Preparation time 10 minutes,
Cooking time 20 minutes,
Oven temperature 200°C, 400°F, gas 6,
Calories 165 per portion
2 large fillets smoked haddock, cooked
2 hard-boiled eggs
75 g (3 oz) wholemeal breadcrumbs
1 thick slice onion, finely chopped
150 ml (1/4 pint) natural yogurt
salt and pepper
1 tablespoon chopped parsley
1 tablespoon grated lemon rind
lemon slices to garnish
1. Finely flake the fish. Finely chop the hard-boiled eggs. Mix together the fish, eggs, breadcrumbs, onion and yogurt. Beat until smooth. Season with salt and pepper, then fold in the parsley and lemon rind.
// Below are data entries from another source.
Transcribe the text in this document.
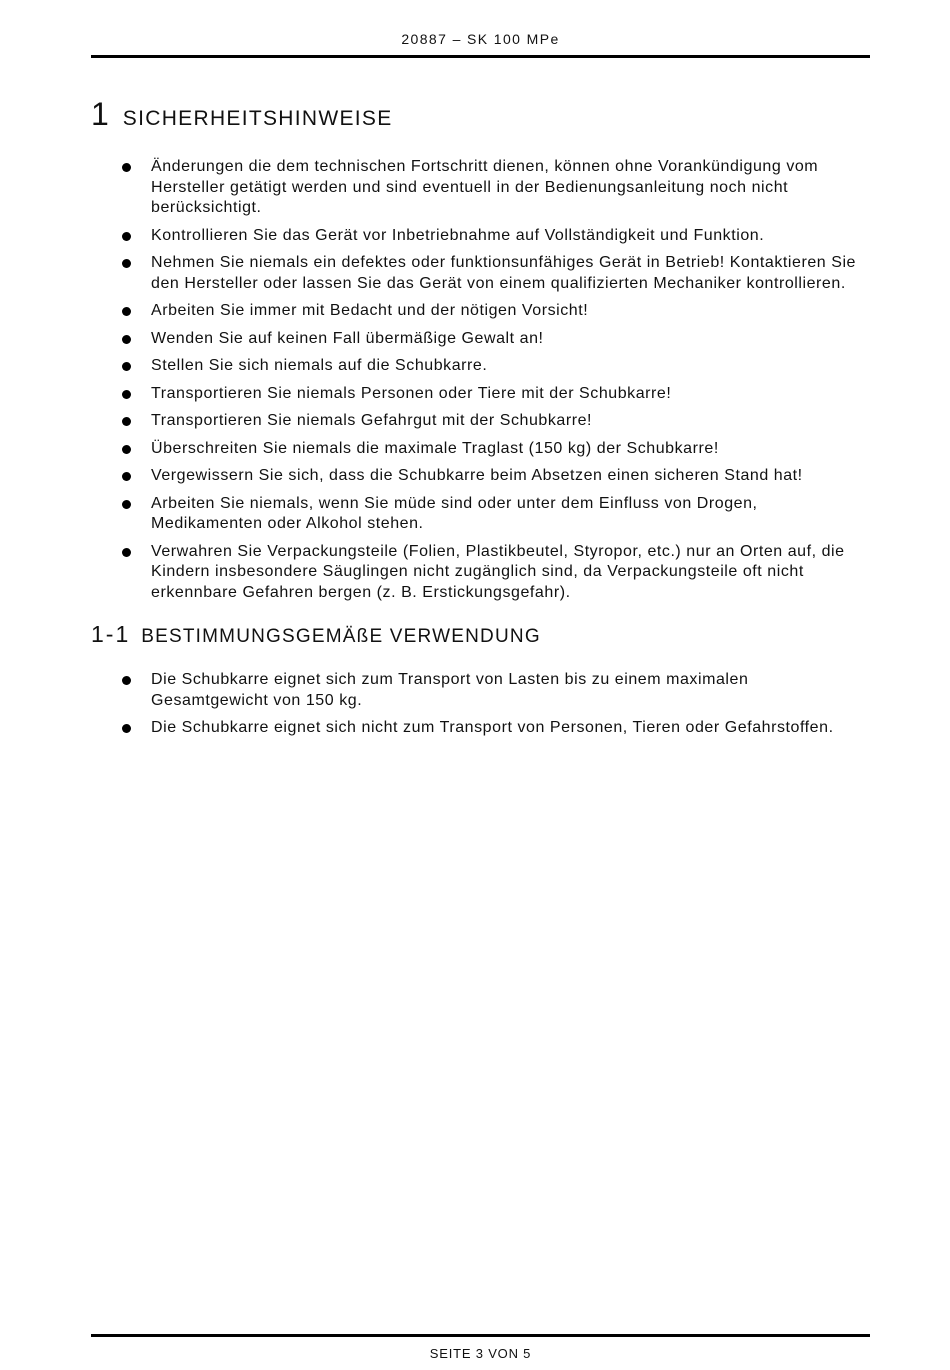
20887 – SK 100 MPe
1 SICHERHEITSHINWEISE
Änderungen die dem technischen Fortschritt dienen, können ohne Vorankündigung vom Hersteller getätigt werden und sind eventuell in der Bedienungsanleitung noch nicht berücksichtigt.
Kontrollieren Sie das Gerät vor Inbetriebnahme auf Vollständigkeit und Funktion.
Nehmen Sie niemals ein defektes oder funktionsunfähiges Gerät in Betrieb! Kontaktieren Sie den Hersteller oder lassen Sie das Gerät von einem qualifizierten Mechaniker kontrollieren.
Arbeiten Sie immer mit Bedacht und der nötigen Vorsicht!
Wenden Sie auf keinen Fall übermäßige Gewalt an!
Stellen Sie sich niemals auf die Schubkarre.
Transportieren Sie niemals Personen oder Tiere mit der Schubkarre!
Transportieren Sie niemals Gefahrgut mit der Schubkarre!
Überschreiten Sie niemals die maximale Traglast (150 kg) der Schubkarre!
Vergewissern Sie sich, dass die Schubkarre beim Absetzen einen sicheren Stand hat!
Arbeiten Sie niemals, wenn Sie müde sind oder unter dem Einfluss von Drogen, Medikamenten oder Alkohol stehen.
Verwahren Sie Verpackungsteile (Folien, Plastikbeutel, Styropor, etc.) nur an Orten auf, die Kindern insbesondere Säuglingen nicht zugänglich sind, da Verpackungsteile oft nicht erkennbare Gefahren bergen (z. B. Erstickungsgefahr).
1-1 BESTIMMUNGSGEMÄßE VERWENDUNG
Die Schubkarre eignet sich zum Transport von Lasten bis zu einem maximalen Gesamtgewicht von 150 kg.
Die Schubkarre eignet sich nicht zum Transport von Personen, Tieren oder Gefahrstoffen.
SEITE 3 VON 5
2. Spoon the mixture into four individual ramekins. Smooth the top of the pate with the back of a teaspoon, then bake in a moderately hot oven for 20 minutes.
3. Garnish the pate with lemon twists and serve immediately with hot triangles of toast.
This dish can also be served cold. Follow the recipe above, but chill the pate for an hour before serving. Serve with brown bread and butter.
If you want to use just one slice of onion, cut it off the whole unpeeled onion. Wrap the remainder in cling film and put it in the refrigerator. It will keep for up to a week.